On Monday, European stock markets were on a decline and the euro fell below the 99 cents mark for the first time in two decades.
In addition, there was also a rise in gas prices in Europe, after Russia announced that the Nord Stream 1 pipeline that supplies gas to the continent would remain shut.
No gas deliveries
The gas pipeline had been shut down for maintenance for three days and was scheduled for resuming supplies on Saturday.
However, Friday saw Russia scrap that deadline citing a leak and it did not provide a new one. This fueled concerns about an economic recession in the euro zone, as households and businesses take a hit due to rising energy prices.
With the market opening, there was a rise of almost 30% in gas prices in Europe. On Sunday, Germany had announced support of almost $65 billion for protecting people from rising prices.
Plans were also announced by Sweden and Finland for offering power companies guarantees of liquidity.
The economic affairs minister of Finland said that the energy industry could see something similar to a ‘Lehman Brothers’ crisis.
He was referring to collapse of the fourth-largest investment bank in the United States back in 2008, which triggered a financial recession.
Market analysts said that it was unclear as to whether the energy crisis can be mitigated through the support packages that the governments are offering in Europe.
They said that there is an enormous impact of what seems to be happening due to energy and there is only so much that can be done to help, but it cannot be fully offset.
On 9th September, there will be a meeting of energy ministers of the European Union for discussing options of controlling the rising prices of energy, which includes imposing caps on gas prices.

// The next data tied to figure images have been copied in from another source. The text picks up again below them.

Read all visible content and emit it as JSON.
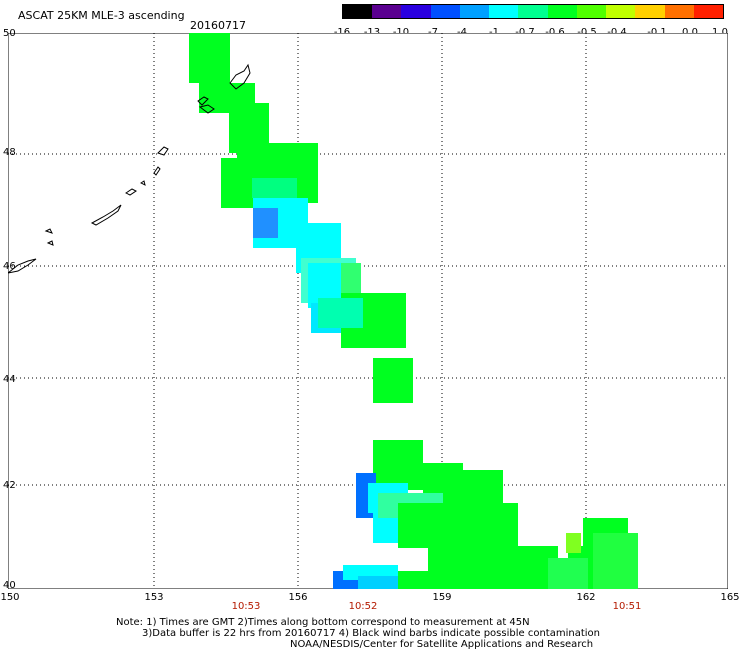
{
  "header": {
    "title": "ASCAT 25KM MLE-3 ascending",
    "date": "20160717"
  },
  "colorbar": {
    "labels": [
      "-16",
      "-13",
      "-10",
      "-7",
      "-4",
      "-1",
      "-0.7",
      "-0.6",
      "-0.5",
      "-0.4",
      "-0.1",
      "0.0",
      "1.0"
    ],
    "colors": [
      "#000000",
      "#5a0090",
      "#2a00e0",
      "#0050ff",
      "#00a0ff",
      "#00ffff",
      "#00ff90",
      "#00ff20",
      "#50ff00",
      "#c0ff00",
      "#ffd000",
      "#ff7000",
      "#ff2000"
    ]
  },
  "axes": {
    "x_ticks": [
      "150",
      "153",
      "156",
      "159",
      "162",
      "165"
    ],
    "y_ticks": [
      "50",
      "48",
      "46",
      "44",
      "42",
      "40"
    ],
    "times": [
      "10:53",
      "10:52",
      "10:51"
    ]
  },
  "notes": {
    "line1": "Note: 1) Times are GMT 2)Times along bottom correspond to measurement at 45N",
    "line2": "3)Data buffer is 22 hrs from 20160717 4) Black wind barbs indicate possible contamination",
    "line3": "NOAA/NESDIS/Center for Satellite Applications and Research"
  },
  "colors": {
    "green": "#00ff20",
    "cyan": "#00ffff",
    "blue": "#0070ff",
    "time": "#b41a00"
  }
}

Moreover, they are also going to look into offering emergency credit lines to participants in the energy industry.
There was a 0.47% drop in the MSCI’s index of world shares that track stocks of 47 countries. As for the benchmark European STOXX 600 index, it shed 0.8%.
Earlier in the session, the pan-European index had come close to a low of seven weeks, but it managed to make a slight recovery.
There was also a 0.1% drop in UK’s blue-chip FTSE 100 index and a 2.3% fall was also recorded in the German DAX for the day.
There was reduced liquidity in the markets because Wall Street was closed for the Labor Day holiday, which could result in big market moves.
There was also a 0.3% drop in the euro for the day, which brought it down to $0.9925. It had declined during Asian trading hours and reached its lowest value since 2002 in early European hours at $0.9876.
There was also a rise in government bond yields in the euro zone, with 10-year Italian government bond yields close to 4%.
Later this week, the European Central Bank (ECB) is scheduled for a meeting and is likely going to hike its interest rate by 75 basis points.